Tuesday, December 27, 2011
by: Larry Hodges

Recently I had an epiphany. It wasn't anything that wasn't obvious, but it was something that underlined a primary difference between hackers and pros - or more generally, between lower-level and higher-level players. And that is the habit of balance.

While practicing with a student, I hit a net ball to the right-handed student's forehand side. The student immediately reached for the ball. This put his weight on his right foot. Since he could no longer step with that foot (try it, you'll see), he was forced to lunge for the ball. He managed to reach it and popped it back on the table, an easy winner for any decent opponent. On the very next point, the student hit a net-edge to my forehand. When it nicked the net, without thinking I stepped toward where the ball was going. When it hit the edge, I took an immediate step sideways toward the ball's new direction, and without ever losing balance, reached the ball and made an easy and effective return.

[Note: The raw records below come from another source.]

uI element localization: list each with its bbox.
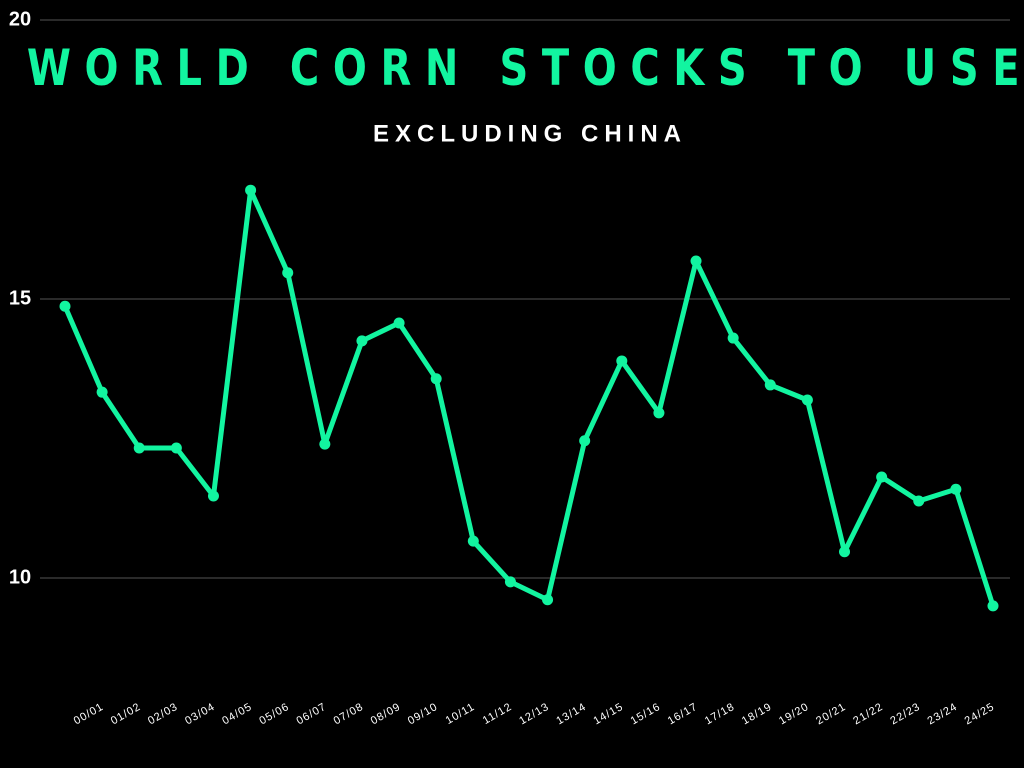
data-point [690,255,702,267]
data-point [727,332,739,344]
data-point [913,495,925,507]
data-point [207,490,219,502]
chart-title: WORLD CORN STOCKS TO USE [27,39,1024,98]
y-tick-label: 15 [9,287,31,309]
data-line [62,187,996,607]
data-point [96,386,108,398]
data-point [319,438,331,450]
x-tick-label: 12/13 [517,701,551,728]
data-point [839,546,851,558]
chart-subtitle: EXCLUDING CHINA [373,120,687,147]
x-tick-label: 14/15 [591,701,625,728]
data-point [542,594,554,606]
data-point [801,394,813,406]
x-tick-label: 00/01 [72,701,106,728]
x-tick-label: 05/06 [257,701,291,728]
x-tick-label: 04/05 [220,701,254,728]
x-tick-label: 09/10 [406,701,440,728]
x-tick-label: 17/18 [703,701,737,728]
x-tick-label: 20/21 [814,701,848,728]
x-tick-label: 10/11 [444,701,477,727]
data-point [133,442,145,454]
data-point [653,407,665,419]
data-point [282,267,294,279]
x-tick-label: 06/07 [295,701,329,728]
x-tick-label: 24/25 [963,701,997,728]
x-tick-label: 13/14 [554,701,588,728]
data-point [764,379,776,391]
y-tick-label: 20 [9,8,31,30]
data-point [987,600,999,612]
data-point [430,373,442,385]
x-tick-label: 01/02 [109,701,143,728]
data-point [245,184,257,196]
data-point [504,576,516,588]
data-point [616,355,628,367]
data-point [467,535,479,547]
x-tick-label: 11/12 [481,701,514,727]
x-tick-label: 03/04 [183,701,217,728]
x-tick-label: 18/19 [740,701,774,728]
data-point [579,435,591,447]
x-tick-label: 21/22 [851,701,885,728]
x-tick-label: 15/16 [629,701,663,728]
x-tick-label: 16/17 [666,701,700,728]
x-tick-label: 22/23 [888,701,922,728]
data-point [393,317,405,329]
x-tick-label: 02/03 [146,701,180,728]
data-point [950,483,962,495]
data-point [356,335,368,347]
x-tick-label: 23/24 [926,701,960,728]
x-tick-label: 19/20 [777,701,811,728]
data-point [876,471,888,483]
x-tick-label: 07/08 [332,701,366,728]
y-tick-label: 10 [9,566,31,588]
data-point [59,300,71,312]
x-tick-label: 08/09 [369,701,403,728]
data-point [170,442,182,454]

The epiphany was that I didn't have to think about getting the net-edge, or reach for it, or even make a weak return, though that is often the result. The habit of balance took over, and so rather than lunging toward the ball, the years of training took precedence, with the result that I stepped to the ball, and reached the ball in perfect position to make the shot.

This is not a matter of practicing balance while returning nets or edges. It's a matter of practicing balance all the time, always stepping to the ball, always balanced, rarely lunging. (There are rare occasions where you step to the ball and then have to make a last-second lunge at a ball that's otherwise out of reach, but that's as a last resort, and only after stepping first. And you'll be surprised at how balanced you can be even when lunging.)

So develop the habit of always staying balanced, and stepping toward shots, not reaching. This makes it easy to move in any direction and ready to make a strong shot. It's that first move - stepping that keeps you in balance versus reaching that puts you off balance - that makes the difference.